Check it at :28-:31 if you don't want to listen to the whole thing.
Then let's talk about WHY a person wouldn't want to listen to the whole thing.
Are they beyond help?
I don’t think my brother will ever forgive me for not following through on that promise.
I never planned on being weird, never thought that my weirdness would translate in the real world to humor or happiness or anything positive at all. I thought it would mark me as a crazy person, unable to form real relationships and bonds with other, more “normal” people who don’t hang onto crazy song lyrics even well past their period of relevance.

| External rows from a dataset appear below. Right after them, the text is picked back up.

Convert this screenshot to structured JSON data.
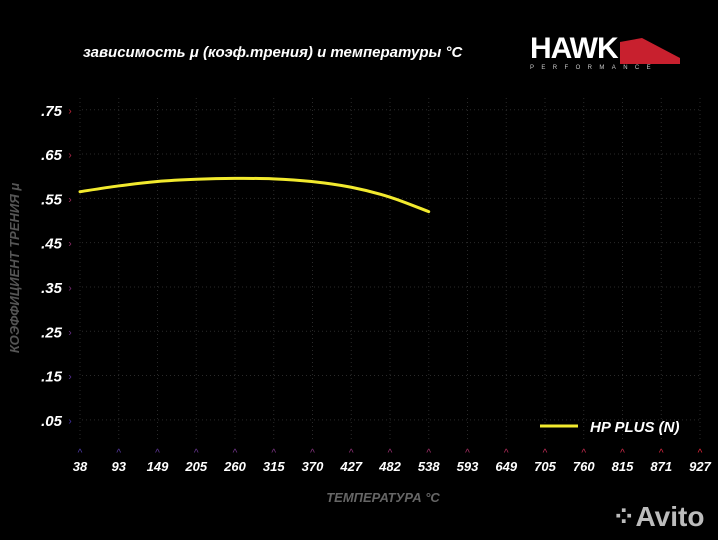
{
  "chart_data": {
    "type": "line",
    "title": "зависимость μ (коэф.трения) и температуры °C",
    "xlabel": "ТЕМПЕРАТУРА °C",
    "ylabel": "КОЭФФИЦИЕНТ ТРЕНИЯ μ",
    "x_ticks": [
      "38",
      "93",
      "149",
      "205",
      "260",
      "315",
      "370",
      "427",
      "482",
      "538",
      "593",
      "649",
      "705",
      "760",
      "815",
      "871",
      "927"
    ],
    "y_ticks": [
      ".75",
      ".65",
      ".55",
      ".45",
      ".35",
      ".25",
      ".15",
      ".05"
    ],
    "xlim": [
      38,
      927
    ],
    "ylim": [
      0,
      0.78
    ],
    "grid": true,
    "legend_position": "bottom-right",
    "series": [
      {
        "name": "HP PLUS (N)",
        "color": "#f2ea2e",
        "x": [
          38,
          93,
          149,
          205,
          260,
          315,
          370,
          427,
          482,
          538
        ],
        "y": [
          0.565,
          0.578,
          0.588,
          0.593,
          0.595,
          0.594,
          0.588,
          0.575,
          0.553,
          0.52
        ]
      }
    ]
  },
  "logo": {
    "name": "HAWK",
    "tagline": "PERFORMANCE"
  },
  "watermark": "Avito"
}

I never thought my weirdness would stick to my brother, hurl me through some genuinely bizarro experiences in my twenties, ultimately attract my straight-as-an-arrow and woefully non-weird husband, and then affix itself to our two children.
But they've lived their entire lives being raised by me - how did I think anything else would happen?
This photo was taken after my son’s very last baseball game of the summer, well after a decent dinner time, at an old new favorite bar that my husband and I like to frequent due to their good, cheap food and drinks. Our children, who have learned to love wings and crab fries and Shirley Temples like every good bar patron’s children should, finished their meals and obligingly posed for the camera.
Hey, kids, it's officially summer. Smile.